When inline asm is the right tool
In decompilation the aim is clean C that byte-matches the target, so inline asm{} is something you generally steer clear of — pasted assembly proves nothing about the original source. There is one situation where it's genuinely justified: the paired-single load/store instructions psq_l and psq_st (and the ps_* arithmetic family). The reason is simple: MWCC GC/2.0 has no intrinsic for them. The exception you saw in the prologue lesson is narrow: a callee-save psq_st falls out automatically with a fixed register-and-offset pattern, but you cannot deliberately direct a psq_l (or the ps_* arithmetic family) at an arbitrary pointer from C at all. So when the original code deliberately packed two floats and loaded or moved them as a unit, the only faithful recovery is a tiny asm{} block.

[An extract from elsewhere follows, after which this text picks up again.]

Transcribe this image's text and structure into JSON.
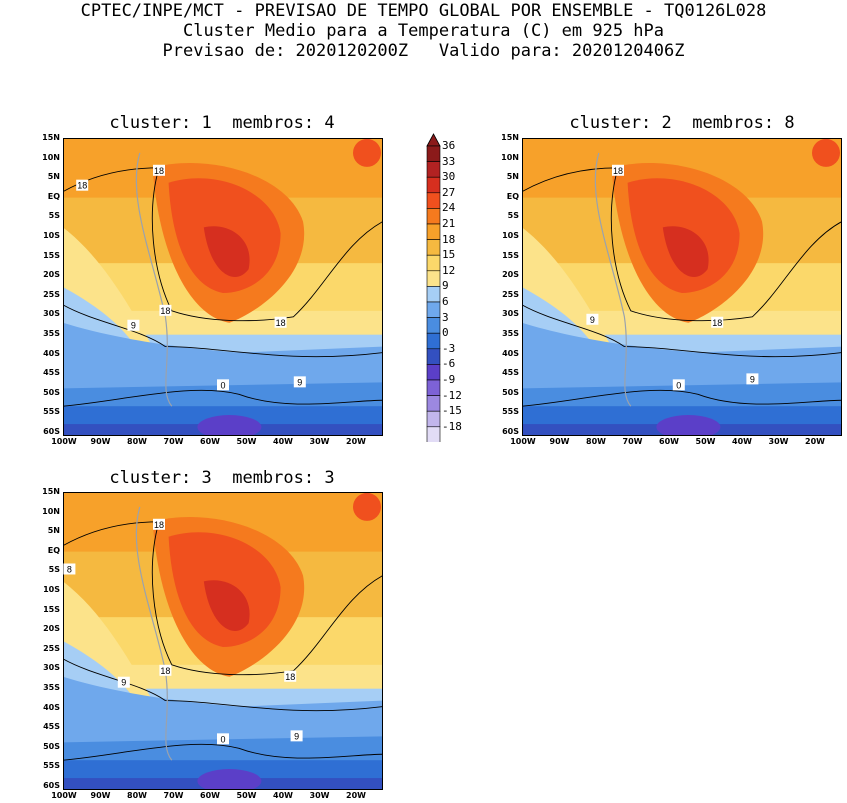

It compiles cleanly here as long as the pointer operands are register-qualified (the assembler needs them already in a GPR):
psq_l f0, 0(r4), 0, 0 # load two packed 32-bit floats from src into f0
psq_st f0, 0(r3), 0, 0 # store both halves to dst
blr
Read the operand form psq_l fD, offset(rA), W, I: W selects 1-vs-2 values, I picks a graphics-quantization mode (0 = no scaling, plain f32). One last trap: stock objdump mis-decodes paired-singles as PowerPC VSX. A GameCube decomp toolchain uses a patched objdump and disassembles with -M gekko (the compiler service here already does) — without it, psq_l shows up as garbage VSX mnemonics and you'll think the match is broken when it isn't.
Your task
Write load_pair(register f32 *dst, register const f32 *src) that uses an asm{} block to psq_l a packed pair from src into f0 and psq_st it to dst. This is the only lesson where asm{} is the right answer — keep both pointer parameters register-qualified or the assembler rejects the operands.